Polyethylene terephthalate (PET): This is the most commonly used plastic anywhere in the world. Water bottles are made from it, as are some food containers and clothing fibers.
Nylon: While not as popular as others, nylon filament ranks number-one for durability, flexibility, and strength. Nylon has been around for a long time, and if you’re willing to take some extra time during the printing process, this is a good all-around choice.
Thermoplastic elastomers (TPE): This rubber-like plastic is used in automotive parts, medical supplies, and household appliances. It is flexible and durable. It’s a bit sticky to work with, but you can make flip-flops, wrist bands, and other flexible items with it.
So-called metal filaments are actually PLA or ABS with metal powder mixed in to give it the look and feel of aluminum, brass, bronze, copper, or stainless steel. Other metal powders can be added, too. Electrically conductive items and circuits can be printed this way, as can magnetic items that will stick just like a regular magnet.
PLA can be mixed with wood fibers such as bamboo, birch, cedar, cherry, cork, olive, pine, and willow to create printable objects that look like they are made out of wood. Other filaments can be used to print glow-in-the-dark creations or items that change colors in the heat, like a mood ring. PLA and ABS can be mixed with all sorts of additives to create new and exotic items on your printer.
3D printer filament such as PLA, ABS, PETG (a variation of PET), and nylon can be reinforced with carbon fibers to create very rigid, stiff, lightweight materials for structural uses in all kinds of environments. Polycarbonate ABS alloy (PC-ABS) and Polyoxymethylene (POM) are widely used for industrial, telecommunication, and automotive applications. Additionally, they are widely used in engineering, especially for printing gears, camera focusing mechanisms, bearings, and zippers.
Filament prices are determined almost exclusively by the material they’re made from or the additives that are mixed with them to create more exotic characteristics. There is a considerable amount of overlap, so pricing categories are not cut-and-dried.
Low-priced filaments start around $8 per spool for plain white PLA filament. Colored PLA filaments range as high as $19 per spool.
Mid-range filaments start at $19 to $20 per spool up to $29 per spool for premium PLA and ABS filaments. Wood fiber additives and cheap metal filaments will be in this range.

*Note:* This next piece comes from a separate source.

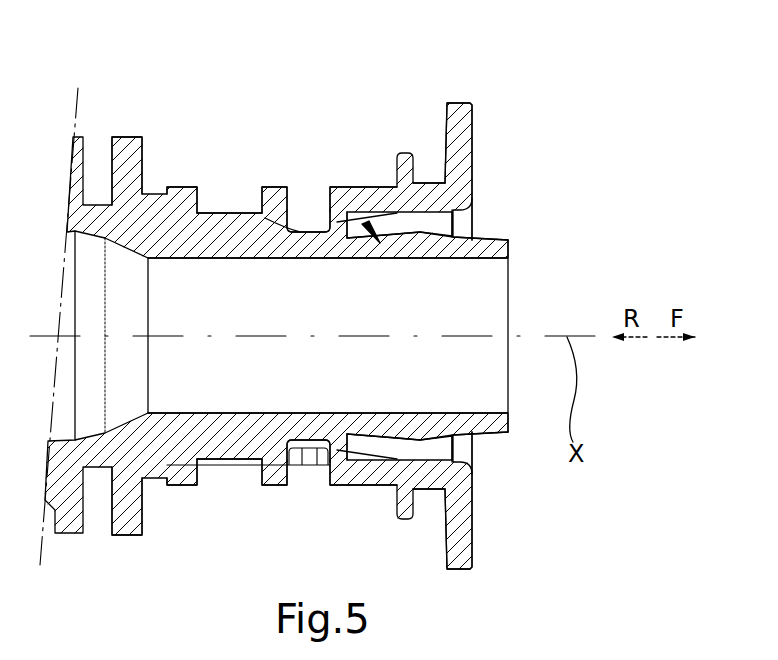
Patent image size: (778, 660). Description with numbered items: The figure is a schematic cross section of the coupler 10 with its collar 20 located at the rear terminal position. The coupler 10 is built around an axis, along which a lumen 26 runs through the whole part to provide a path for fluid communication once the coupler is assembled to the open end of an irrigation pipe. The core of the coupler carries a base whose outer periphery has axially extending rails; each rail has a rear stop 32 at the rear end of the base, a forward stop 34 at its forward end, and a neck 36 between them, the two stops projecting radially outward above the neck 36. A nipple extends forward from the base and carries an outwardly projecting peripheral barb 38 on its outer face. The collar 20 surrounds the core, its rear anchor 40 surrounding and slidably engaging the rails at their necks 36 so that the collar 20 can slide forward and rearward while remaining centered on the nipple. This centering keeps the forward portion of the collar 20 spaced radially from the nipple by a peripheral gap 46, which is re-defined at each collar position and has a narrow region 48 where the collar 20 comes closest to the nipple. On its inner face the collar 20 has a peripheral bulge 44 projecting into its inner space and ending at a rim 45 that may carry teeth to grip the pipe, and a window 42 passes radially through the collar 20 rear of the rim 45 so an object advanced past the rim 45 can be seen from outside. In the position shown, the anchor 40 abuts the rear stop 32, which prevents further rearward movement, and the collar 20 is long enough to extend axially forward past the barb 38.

High-end filaments are anything over $30 per spool. These include exotic uses and additives for transparent and/or professional filaments.
3D printer filaments have become standardized over time and will be usable in most of the 3D printers on the market.

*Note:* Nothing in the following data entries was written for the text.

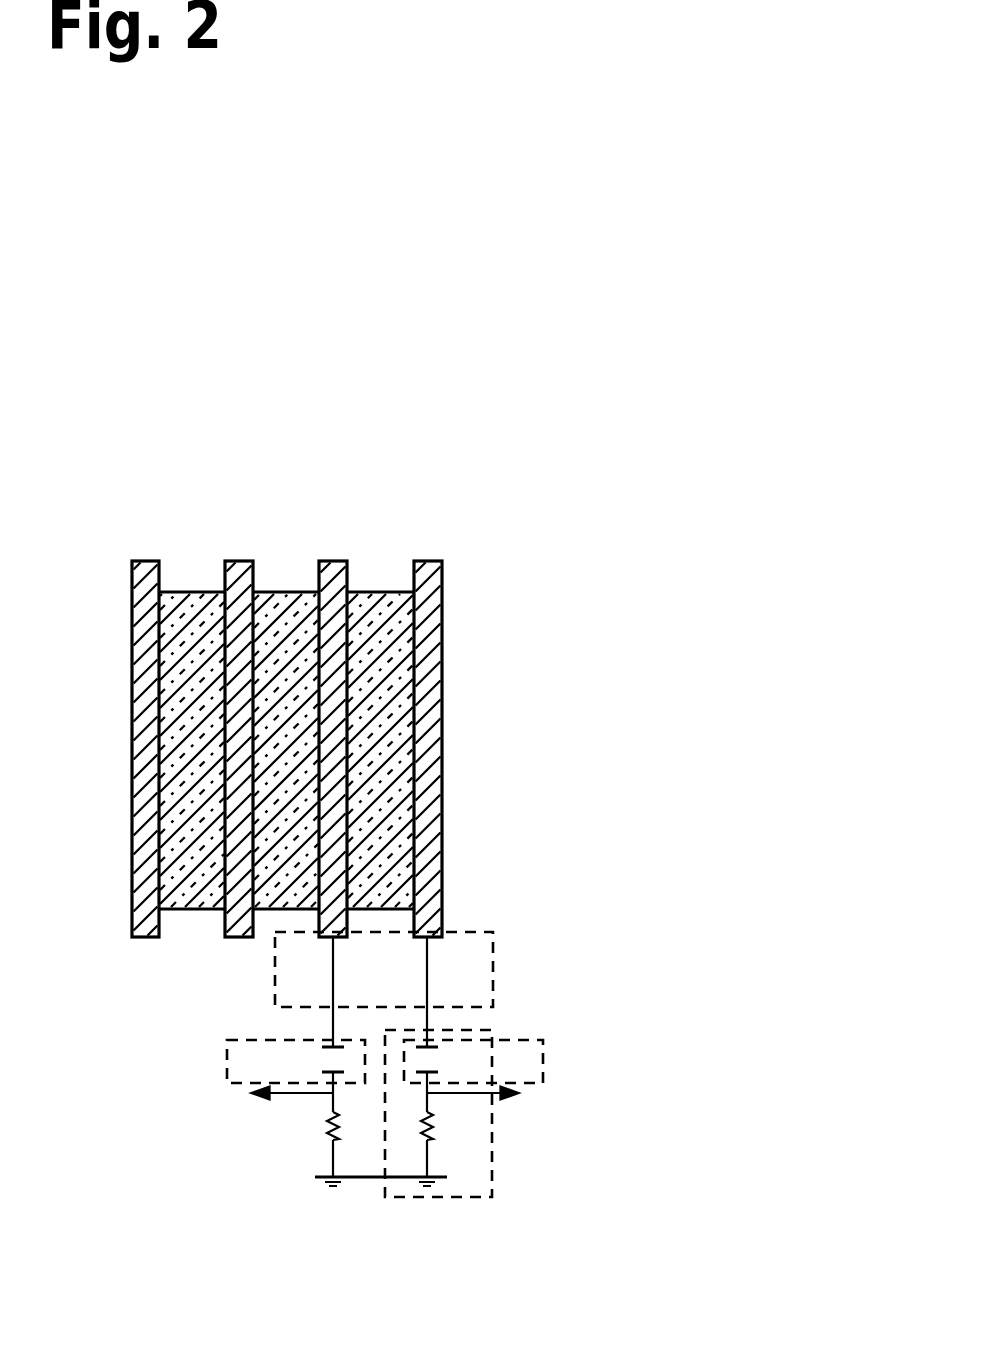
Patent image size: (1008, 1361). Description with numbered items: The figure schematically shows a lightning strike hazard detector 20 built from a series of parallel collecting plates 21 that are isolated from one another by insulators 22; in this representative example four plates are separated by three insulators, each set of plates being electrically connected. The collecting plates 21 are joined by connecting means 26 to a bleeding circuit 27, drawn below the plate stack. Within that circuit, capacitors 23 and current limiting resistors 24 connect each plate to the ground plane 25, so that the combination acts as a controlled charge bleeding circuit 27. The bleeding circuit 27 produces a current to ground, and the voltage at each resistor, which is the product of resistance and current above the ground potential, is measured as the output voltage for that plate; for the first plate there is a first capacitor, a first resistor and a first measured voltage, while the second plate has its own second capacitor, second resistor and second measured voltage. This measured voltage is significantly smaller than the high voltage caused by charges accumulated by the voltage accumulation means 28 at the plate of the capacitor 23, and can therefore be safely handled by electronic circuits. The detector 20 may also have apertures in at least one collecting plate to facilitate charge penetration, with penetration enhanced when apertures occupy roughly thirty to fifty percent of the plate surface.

The lightning strike hazard detector 20 is at (547, 338).
The collecting plates 21 is at (233, 562).
The insulators 22 is at (363, 592).
The capacitors 23 is at (277, 1063).
The current limiting resistors 24 is at (272, 1130).
The ground plane 25 is at (365, 1180).
The connecting means 26 is at (455, 932).
The bleeding circuit 27 is at (490, 1197).
The voltage accumulation means 28 is at (226, 1082).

Unless you’re doing monochromatic (single color) printing, you should get at least one package of multicolored filaments. Each package usually has at least 10 feet of filament for each color.
Always use filaments from the same manufacturer to ensure they have the same melting points. If they have different melting points, you could end up with a jam in your extruder.

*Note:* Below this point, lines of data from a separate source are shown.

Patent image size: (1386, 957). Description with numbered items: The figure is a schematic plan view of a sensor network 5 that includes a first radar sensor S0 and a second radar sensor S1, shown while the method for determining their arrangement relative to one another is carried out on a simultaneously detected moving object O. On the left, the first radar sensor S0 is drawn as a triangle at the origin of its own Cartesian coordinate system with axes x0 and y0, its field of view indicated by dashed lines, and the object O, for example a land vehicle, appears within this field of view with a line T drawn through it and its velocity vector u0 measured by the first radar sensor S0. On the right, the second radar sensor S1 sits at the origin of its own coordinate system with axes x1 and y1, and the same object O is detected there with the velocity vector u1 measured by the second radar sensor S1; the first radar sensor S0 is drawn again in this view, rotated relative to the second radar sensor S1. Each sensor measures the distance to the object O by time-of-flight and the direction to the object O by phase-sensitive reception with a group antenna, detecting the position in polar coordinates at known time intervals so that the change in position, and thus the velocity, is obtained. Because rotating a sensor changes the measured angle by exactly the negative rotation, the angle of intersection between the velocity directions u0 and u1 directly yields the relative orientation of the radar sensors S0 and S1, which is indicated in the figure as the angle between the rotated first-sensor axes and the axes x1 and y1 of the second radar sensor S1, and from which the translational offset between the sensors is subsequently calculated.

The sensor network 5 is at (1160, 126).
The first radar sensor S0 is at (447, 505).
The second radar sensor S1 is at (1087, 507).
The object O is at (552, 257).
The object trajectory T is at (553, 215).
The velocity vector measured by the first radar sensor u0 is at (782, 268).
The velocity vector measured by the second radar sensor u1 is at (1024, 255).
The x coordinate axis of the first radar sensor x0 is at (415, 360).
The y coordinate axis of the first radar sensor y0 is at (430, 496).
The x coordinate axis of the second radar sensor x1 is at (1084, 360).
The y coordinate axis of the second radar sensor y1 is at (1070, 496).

Read the label on each spool when you get it. The shelf life of most filaments is limited, so be sure to check the expiration date as soon as it arrives.
Q. Are 3D printer filaments environmentally friendly?
A. No. Except for PLA, 3D materials are mainly different forms of plastics which do not biodegrade.
Q. What does the ‘G’ in PETG stand for?
A. Glycol-modified. PETG filaments are clearer and less brittle than the base filament, PET, so they’re gradually overtaking it for making transparent or thin-walled items.
Q. What is the best 3D filament for most applications overall?
A. Nylon. It’s not the most popular or easiest to use, but it has the widest application.
Q. What are the most popular 3D printed items?
A. Containers, vases, lamps, doorstops, toothpaste tube squeezers, and spare keys are popular.